I don't know, deep down I feel like making them let go of it is the right thing, that's all.
But they feel the same way about you. I assume you're an American. Freedom of religion is one of the Constitutional rights that every American has, no matter how much you don't like it. (And you'd better like it because if it were overturned you know it wouldn't be done in such a way as to benefit atheists!) Yes, I know that only applies to government coercion, but it's a good model for all of us. You don't like being cornered by religious evangelists, so unless you simply look down on religious people, have no respect for them, and think they're just dog turds on your lawn, you should treat them with the same minimal civility that you expect to be treated with: live and let live. That is, after all the basis of civilization!
And I stress once again:
Even if it's the right thing, you will not be able to "make them let go of it." Choose your battles wisely because you only have a finite amount of energy. If you dissipate it on unachievable goals, your tombstone will read, "Here lies Chris. On the cusp of a Paradigm Shift when people around him were changing the world, he tried real hard but he never achieved anything."

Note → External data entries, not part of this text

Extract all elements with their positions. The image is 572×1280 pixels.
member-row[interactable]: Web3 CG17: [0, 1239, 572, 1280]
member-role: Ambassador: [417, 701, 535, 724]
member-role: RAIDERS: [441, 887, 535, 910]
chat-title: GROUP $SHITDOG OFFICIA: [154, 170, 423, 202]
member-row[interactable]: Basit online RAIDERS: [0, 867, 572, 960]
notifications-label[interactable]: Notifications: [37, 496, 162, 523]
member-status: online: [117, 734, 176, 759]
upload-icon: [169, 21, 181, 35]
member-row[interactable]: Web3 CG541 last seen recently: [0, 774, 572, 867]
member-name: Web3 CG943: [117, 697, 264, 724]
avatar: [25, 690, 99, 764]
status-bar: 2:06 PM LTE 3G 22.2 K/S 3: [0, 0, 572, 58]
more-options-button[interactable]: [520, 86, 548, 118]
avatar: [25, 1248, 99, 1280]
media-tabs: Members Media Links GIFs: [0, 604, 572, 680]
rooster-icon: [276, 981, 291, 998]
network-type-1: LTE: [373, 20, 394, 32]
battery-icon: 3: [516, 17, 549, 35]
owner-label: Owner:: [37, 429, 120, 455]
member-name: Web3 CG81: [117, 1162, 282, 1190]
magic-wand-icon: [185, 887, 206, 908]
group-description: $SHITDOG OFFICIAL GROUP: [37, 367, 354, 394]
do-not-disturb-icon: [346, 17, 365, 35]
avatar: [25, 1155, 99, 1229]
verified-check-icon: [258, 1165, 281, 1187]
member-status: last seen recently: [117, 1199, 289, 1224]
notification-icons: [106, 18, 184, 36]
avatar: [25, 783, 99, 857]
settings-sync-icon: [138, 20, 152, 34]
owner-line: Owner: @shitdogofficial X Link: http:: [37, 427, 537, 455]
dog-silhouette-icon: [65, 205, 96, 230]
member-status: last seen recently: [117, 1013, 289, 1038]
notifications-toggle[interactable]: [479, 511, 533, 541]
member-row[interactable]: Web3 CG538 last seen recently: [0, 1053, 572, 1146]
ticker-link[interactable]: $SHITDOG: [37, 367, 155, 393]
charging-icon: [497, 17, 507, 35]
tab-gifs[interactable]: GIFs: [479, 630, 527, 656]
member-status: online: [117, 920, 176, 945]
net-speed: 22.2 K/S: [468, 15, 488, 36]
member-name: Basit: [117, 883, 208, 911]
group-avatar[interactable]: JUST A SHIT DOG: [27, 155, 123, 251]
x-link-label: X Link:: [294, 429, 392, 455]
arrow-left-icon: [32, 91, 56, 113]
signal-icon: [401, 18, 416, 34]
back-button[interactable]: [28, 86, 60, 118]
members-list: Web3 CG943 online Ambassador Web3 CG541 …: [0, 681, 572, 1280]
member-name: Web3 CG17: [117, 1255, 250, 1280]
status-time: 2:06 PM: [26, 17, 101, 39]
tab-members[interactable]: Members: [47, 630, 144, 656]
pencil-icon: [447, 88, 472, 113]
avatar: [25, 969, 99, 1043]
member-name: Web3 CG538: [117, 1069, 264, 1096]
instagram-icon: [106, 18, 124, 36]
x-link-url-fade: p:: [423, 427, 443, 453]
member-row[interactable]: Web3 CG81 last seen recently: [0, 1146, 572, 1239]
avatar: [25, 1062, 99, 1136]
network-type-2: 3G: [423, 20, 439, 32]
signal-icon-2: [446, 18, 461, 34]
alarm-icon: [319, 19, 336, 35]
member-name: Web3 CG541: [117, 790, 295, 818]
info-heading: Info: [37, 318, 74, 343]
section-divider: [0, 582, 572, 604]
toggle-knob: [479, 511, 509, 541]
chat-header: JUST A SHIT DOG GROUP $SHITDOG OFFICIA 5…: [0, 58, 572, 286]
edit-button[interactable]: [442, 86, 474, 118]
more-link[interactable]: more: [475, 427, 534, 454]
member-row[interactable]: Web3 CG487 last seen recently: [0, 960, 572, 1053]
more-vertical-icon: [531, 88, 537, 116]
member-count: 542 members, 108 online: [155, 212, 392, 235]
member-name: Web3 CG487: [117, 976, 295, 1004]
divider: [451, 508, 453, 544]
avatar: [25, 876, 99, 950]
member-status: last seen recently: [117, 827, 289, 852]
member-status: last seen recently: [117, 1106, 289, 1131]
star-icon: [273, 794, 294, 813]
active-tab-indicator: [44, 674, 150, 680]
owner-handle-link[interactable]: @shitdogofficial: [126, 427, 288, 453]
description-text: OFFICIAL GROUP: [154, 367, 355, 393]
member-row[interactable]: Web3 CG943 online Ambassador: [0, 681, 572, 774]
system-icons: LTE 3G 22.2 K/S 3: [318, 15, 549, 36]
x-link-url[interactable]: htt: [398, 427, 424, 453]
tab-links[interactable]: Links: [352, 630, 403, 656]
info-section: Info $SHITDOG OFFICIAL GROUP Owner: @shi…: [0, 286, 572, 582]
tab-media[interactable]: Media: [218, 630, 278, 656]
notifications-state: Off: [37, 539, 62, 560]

I was raised very religious and couldn't tolerate it, it never made sense to me. Even as a 5 year old I remember making excuses and attempting to find logical reasoning to justify my beliefs, at around 15 I just gave up and quit it. Like Lounatic when I first quit being religious I became very agressive with my new beliefs, eventually I just stopped caring.
So please bear your own experience in mind. Nobody converted you to atheism. It almost never happens that way; it comes from within. Life is full of hard lessons and this is one of yours.
but sometimes I can't help but feel like those same religious people around me are more rational than me in plenty of other situations, I can't help but not understand why they cannot be rational about religion.
The human brain is an amazing organ, isn't it. People have the ability to be rational in some areas and irrational in others. Surely you've observed this phenomenon in arenas other than religion. Politics, morality, drugs, war, race relations...
It's similar to
cognitive dissonance, the ability to believe two things that are mutually exclusive and be perfectly serene with it.
After all, I got out of it myself just by thinking about it, it took a while but it worked.
As I said, you need to let other people do it that way because it seems to be the only way that works. Be a good citizen and a good friend and share your ideas, but stop short of becoming an evangelist. Nobody listens to a pain in the ass and there's no quicker way to become a pain in the ass than to rag on people about their religion.
Very few of the tens of millions of Americans who got caught up in the Religious Redneck Retard Revival in the late 1970s and early 1980s were converted by evangelists. They had epiphanies just like you did. Their epiphanies just happened to take them in the wrong direction.
The percentage of the American population who identify themselves as atheists is growing slowly but steadily, and it's stronger in Europe. Be patient.
The percentage who are not atheists but do not affiliate themselves with any organized religion is even larger; it's up into the double digits in the USA. This is cause for celebration, since it's the organized, Abrahamic, religions that are responsible for virtually all of the religiously-inspired violence and stupidity on this planet. (The Hindu-Buddhist conflict on Sri Lanka is the only exception that comes to mine and my Indian friends are adamant in the admonition that religion actually plays a very small role in that one, if at all.)
You may object to belief in gods and the supernatural on philosophical grounds, but it's specific belief in the god of Abraham and his various looney prophets that leads people into periodic frenzies of war and genocide. It's monotheism, the pathetic one-dimensional model of the rich human spirit, that suppresses a huge portion of their identity into what Jung calls their Shadow, so it festers and explodes at depressingly regular intervals.